史上初、「鳥獣戯画」全巻全場面を一挙公開

「国宝 鳥獣戯画のすべて」の報道発表会(2月13日、東京国立博物館で)

今夏、東京国立博物館(上野公園)で開催される特別展「国宝 鳥獣戯画のすべて」の報道発表会が13日、同博物館で行われた。

7月14日(火)から8月30日(日)までの開催。鳥獣戯画を構成する甲・乙・丙・丁の4巻について、会期を通して全巻全場面を展示する。過去の展覧会では会期中に展示作品の入れ替えが行われており、一度に国宝の全体を楽しむことができるのは史上初めてという。

全巻で最も有名で、人気の高い甲巻(全長約11メートル)については、入場者は「動く歩道」に乗って鑑賞する。混雑防止と合わせて、巻き広げながら見るという、絵巻物本来の鑑賞方法に近い感覚を味わってもらおうという狙いだ。

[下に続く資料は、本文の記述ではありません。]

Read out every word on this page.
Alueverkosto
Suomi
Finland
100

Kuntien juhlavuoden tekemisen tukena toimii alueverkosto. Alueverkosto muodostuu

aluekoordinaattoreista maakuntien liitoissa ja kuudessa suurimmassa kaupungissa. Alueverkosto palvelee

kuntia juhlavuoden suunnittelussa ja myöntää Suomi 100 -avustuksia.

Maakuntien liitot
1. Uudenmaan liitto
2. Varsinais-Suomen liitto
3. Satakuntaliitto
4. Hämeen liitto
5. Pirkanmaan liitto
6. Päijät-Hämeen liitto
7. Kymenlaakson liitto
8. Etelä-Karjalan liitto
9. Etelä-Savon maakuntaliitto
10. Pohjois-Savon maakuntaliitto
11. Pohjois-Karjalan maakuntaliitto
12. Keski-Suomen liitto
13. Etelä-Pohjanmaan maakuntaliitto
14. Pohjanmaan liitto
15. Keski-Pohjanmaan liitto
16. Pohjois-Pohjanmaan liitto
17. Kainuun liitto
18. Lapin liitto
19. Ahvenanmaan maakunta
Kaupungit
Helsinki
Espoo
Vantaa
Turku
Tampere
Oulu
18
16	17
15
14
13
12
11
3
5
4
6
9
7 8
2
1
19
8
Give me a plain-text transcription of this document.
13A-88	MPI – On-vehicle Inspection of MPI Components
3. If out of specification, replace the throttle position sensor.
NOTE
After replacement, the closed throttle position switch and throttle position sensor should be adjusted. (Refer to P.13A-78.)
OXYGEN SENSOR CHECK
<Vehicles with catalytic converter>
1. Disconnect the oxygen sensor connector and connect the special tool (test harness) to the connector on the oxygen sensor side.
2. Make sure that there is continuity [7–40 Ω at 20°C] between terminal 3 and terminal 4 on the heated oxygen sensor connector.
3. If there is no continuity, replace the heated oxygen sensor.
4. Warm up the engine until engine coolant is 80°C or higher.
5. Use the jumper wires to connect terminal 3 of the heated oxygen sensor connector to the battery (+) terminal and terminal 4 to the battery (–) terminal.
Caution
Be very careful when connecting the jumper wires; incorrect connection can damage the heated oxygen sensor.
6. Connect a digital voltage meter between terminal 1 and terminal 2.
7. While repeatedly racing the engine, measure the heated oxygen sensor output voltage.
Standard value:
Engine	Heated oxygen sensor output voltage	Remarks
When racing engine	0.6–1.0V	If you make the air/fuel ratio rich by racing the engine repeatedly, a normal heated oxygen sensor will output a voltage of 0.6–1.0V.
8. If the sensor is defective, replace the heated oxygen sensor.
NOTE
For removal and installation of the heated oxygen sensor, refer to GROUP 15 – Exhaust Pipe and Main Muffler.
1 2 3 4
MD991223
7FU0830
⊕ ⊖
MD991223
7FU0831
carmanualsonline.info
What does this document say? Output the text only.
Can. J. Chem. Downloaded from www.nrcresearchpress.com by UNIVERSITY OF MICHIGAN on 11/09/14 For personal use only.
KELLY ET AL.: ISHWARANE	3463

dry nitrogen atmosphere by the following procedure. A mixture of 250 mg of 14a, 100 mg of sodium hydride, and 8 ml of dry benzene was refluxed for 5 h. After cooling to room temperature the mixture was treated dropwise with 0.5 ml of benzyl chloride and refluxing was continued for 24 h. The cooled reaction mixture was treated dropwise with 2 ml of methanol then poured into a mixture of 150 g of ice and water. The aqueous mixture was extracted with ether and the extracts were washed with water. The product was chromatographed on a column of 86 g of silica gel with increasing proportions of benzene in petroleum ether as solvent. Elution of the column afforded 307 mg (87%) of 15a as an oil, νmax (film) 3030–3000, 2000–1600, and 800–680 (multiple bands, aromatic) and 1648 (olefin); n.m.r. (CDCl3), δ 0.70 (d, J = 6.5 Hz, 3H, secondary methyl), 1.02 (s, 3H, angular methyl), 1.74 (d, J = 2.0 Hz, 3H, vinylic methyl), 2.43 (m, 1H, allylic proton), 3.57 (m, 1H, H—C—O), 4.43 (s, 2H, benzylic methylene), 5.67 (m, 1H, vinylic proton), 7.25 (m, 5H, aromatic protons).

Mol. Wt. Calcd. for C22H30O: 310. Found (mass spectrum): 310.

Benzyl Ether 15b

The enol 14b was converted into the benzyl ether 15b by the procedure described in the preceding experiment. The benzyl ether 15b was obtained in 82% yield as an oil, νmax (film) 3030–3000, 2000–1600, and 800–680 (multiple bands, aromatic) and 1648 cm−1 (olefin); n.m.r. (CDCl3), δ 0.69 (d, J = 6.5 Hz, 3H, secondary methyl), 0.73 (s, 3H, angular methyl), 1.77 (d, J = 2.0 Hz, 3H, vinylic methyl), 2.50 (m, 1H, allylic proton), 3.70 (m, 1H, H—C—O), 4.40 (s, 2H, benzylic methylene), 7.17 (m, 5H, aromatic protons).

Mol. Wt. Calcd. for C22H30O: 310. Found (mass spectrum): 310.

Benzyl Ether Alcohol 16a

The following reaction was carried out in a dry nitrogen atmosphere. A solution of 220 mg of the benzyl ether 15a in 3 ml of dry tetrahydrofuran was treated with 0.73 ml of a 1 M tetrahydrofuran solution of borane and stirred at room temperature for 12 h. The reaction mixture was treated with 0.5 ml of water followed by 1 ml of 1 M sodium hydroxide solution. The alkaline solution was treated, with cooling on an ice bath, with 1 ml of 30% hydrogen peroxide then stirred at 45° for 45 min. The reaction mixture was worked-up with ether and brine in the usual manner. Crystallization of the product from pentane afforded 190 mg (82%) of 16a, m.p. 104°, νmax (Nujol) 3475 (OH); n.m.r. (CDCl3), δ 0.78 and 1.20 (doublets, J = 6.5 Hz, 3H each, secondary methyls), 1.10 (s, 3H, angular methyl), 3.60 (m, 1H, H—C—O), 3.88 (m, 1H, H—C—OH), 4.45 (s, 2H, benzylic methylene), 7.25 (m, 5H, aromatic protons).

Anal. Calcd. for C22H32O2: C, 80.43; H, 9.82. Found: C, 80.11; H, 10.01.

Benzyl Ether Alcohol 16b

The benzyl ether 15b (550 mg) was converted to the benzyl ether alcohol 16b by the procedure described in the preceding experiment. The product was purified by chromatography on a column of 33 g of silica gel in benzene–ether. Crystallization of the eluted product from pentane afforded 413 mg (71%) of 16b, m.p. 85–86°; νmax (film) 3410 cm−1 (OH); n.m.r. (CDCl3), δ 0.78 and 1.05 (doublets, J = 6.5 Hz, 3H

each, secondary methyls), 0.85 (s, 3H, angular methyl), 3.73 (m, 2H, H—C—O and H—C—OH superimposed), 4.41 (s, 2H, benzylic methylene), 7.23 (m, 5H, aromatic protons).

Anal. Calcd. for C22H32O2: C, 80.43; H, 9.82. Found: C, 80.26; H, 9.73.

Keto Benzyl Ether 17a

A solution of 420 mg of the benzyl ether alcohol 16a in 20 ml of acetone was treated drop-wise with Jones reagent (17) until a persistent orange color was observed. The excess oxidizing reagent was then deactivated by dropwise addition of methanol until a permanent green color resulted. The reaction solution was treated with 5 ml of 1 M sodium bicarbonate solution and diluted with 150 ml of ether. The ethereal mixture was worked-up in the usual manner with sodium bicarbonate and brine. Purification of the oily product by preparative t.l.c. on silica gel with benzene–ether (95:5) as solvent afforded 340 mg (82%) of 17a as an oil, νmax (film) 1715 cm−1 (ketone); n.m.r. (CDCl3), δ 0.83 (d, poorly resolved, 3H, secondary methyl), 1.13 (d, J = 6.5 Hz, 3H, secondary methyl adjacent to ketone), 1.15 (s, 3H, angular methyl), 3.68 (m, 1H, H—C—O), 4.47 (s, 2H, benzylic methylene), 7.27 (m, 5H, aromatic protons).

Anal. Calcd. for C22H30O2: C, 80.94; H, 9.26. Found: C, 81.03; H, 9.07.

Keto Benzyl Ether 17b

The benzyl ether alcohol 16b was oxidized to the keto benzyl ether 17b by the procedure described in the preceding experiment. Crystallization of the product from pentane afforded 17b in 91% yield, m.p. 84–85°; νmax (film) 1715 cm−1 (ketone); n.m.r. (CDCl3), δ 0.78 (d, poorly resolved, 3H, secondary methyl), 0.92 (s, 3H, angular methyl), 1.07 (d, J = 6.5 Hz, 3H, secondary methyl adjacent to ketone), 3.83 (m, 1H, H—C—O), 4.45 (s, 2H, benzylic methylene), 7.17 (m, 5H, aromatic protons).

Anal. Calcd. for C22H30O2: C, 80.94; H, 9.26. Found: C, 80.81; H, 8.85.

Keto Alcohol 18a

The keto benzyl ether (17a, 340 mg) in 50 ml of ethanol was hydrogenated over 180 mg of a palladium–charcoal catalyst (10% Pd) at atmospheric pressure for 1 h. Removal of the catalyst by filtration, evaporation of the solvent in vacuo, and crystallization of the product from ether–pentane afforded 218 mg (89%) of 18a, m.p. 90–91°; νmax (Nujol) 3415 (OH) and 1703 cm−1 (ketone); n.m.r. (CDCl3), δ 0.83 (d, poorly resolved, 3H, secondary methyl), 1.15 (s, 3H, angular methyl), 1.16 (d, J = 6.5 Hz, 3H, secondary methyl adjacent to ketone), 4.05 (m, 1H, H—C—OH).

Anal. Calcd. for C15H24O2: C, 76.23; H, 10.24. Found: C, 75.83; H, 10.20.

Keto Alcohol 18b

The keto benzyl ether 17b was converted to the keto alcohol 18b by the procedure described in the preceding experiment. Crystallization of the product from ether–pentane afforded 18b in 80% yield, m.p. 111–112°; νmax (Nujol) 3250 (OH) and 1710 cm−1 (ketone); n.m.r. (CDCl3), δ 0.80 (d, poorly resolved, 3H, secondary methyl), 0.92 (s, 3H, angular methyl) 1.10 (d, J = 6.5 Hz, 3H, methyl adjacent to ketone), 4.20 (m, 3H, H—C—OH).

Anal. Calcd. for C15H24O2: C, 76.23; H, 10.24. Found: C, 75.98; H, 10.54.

絵巻物の一部から切り離され、掛け軸などに仕立て直された「断簡」や、原本からはすでに失われた部分をとどめる模本も、国内外から一堂に集めて展示。成立過程などに関する最近の研究成果も紹介し、いまだにナゾの多い鳥獣戯画の全容に迫っていくという。

さらに鳥獣戯画が伝わる高山寺(京都市)の中興の祖、明恵上人の坐像(重要文化財)が27年ぶりに寺外で公開される。明恵上人ゆかりの品々も展示される。

同館の井上洋一副館長は「東京五輪期間で、世界各地から訪れる人たちや、大人から子供までが楽しめる展示を目指した。動物たちが飛んだり、跳ねたり、走ったりする内容は、オリンピックやパラリンピックの時期に相応しい」と話していた。